Save This recipe has become my go-to when friends say they are too tired to cook but still want something nourishing and satisfying.
Making It Your Own
Ground chicken or sausage work beautifully instead of turkey if you want to switch up the protein. Sometimes I throw in toasted pine nuts during the last minute for extra crunch.
Perfecting the Texture
If your sprouts are still too firm after steaming add another splash of broth and cover for another minute. For over the top crispiness slide the whole pan under the broiler for 1 to 2 minutes at the end.
Serving Ideas
This skillet stands alone perfectly but a simple side of rice or crusty bread never hurts. The leftovers actually taste better the next day as the flavors continue to develop.

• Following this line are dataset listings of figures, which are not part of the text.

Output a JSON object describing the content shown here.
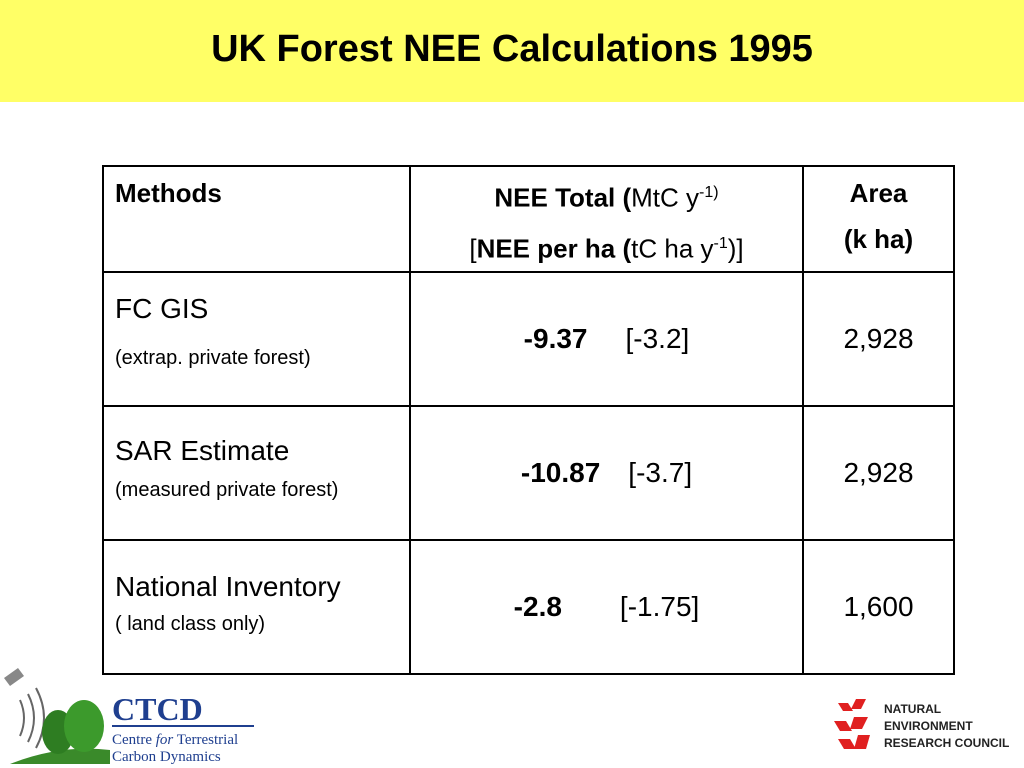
{
  "header": {
    "title": "UK Forest NEE Calculations 1995"
  },
  "table": {
    "header": {
      "methods": "Methods",
      "nee_line1": [
        "NEE Total  (",
        "MtC y",
        "-1)"
      ],
      "nee_line2": [
        "[",
        "NEE per ha (",
        "tC ha y",
        "-1",
        ")]"
      ],
      "area": [
        "Area",
        "(k ha)"
      ]
    },
    "rows": [
      {
        "method": "FC GIS",
        "note": "(extrap.  private forest)",
        "nee": "-9.37",
        "per_ha": "[-3.2]",
        "area": "2,928"
      },
      {
        "method": "SAR Estimate",
        "note": "(measured private forest)",
        "nee": "-10.87",
        "per_ha": "[-3.7]",
        "area": "2,928"
      },
      {
        "method": "National Inventory",
        "note": "( land class only)",
        "nee": "-2.8",
        "per_ha": "[-1.75]",
        "area": "1,600"
      }
    ]
  },
  "logos": {
    "ctcd": {
      "name": "CTCD",
      "line1": [
        "Centre ",
        "for",
        " Terrestrial"
      ],
      "line2": "Carbon Dynamics"
    },
    "nerc": [
      "NATURAL",
      "ENVIRONMENT",
      "RESEARCH COUNCIL"
    ]
  }
}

- A drizzle of balsamic glaze right before serving adds a sweet acidic finish
- Sriracha brings a completely different kind of heat if you want more kick
- Chopped pecans make an excellent substitute for pine nuts
Save Some of the best meals are the ones that come together simply but still manage to feel like a warm hug at the end of a long day.
Recipe Guide
- → What other proteins work well in this dish?
You can easily swap ground turkey for ground chicken or even a mild sausage to change the flavor profile. Adjust seasoning as needed.
- → How can I get my Brussels sprouts extra crispy?
For added crispness, after combining all ingredients, transfer the skillet (if oven-safe) to a preheated broiler for 1-2 minutes. Keep a close eye on them to prevent burning.
- → Are there any good additions for crunch or an extra layer of flavor?
Absolutely! Toasted pine nuts or chopped pecans add a delightful crunch and nutty flavor. A drizzle of sriracha for heat or balsamic glaze for sweetness can also elevate the finished meal.
- → How long do leftovers keep?
This dish makes great leftovers. Store any remaining portions in an airtight container in the refrigerator for up to 3 days. Reheat gently on the stovetop or in the microwave.
- → What if I don't have chicken broth?
Low-sodium chicken broth can be replaced with water or vegetable broth. The broth helps to deglaze the pan and steam the Brussels sprouts, adding moisture and depth of flavor.
- → What's the best way to prepare the Brussels sprouts?
Trim the tough ends and halve them. Cooking them cut-side down initially helps achieve a beautiful golden-brown sear, adding a delicious caramelized flavor to the dish before steaming.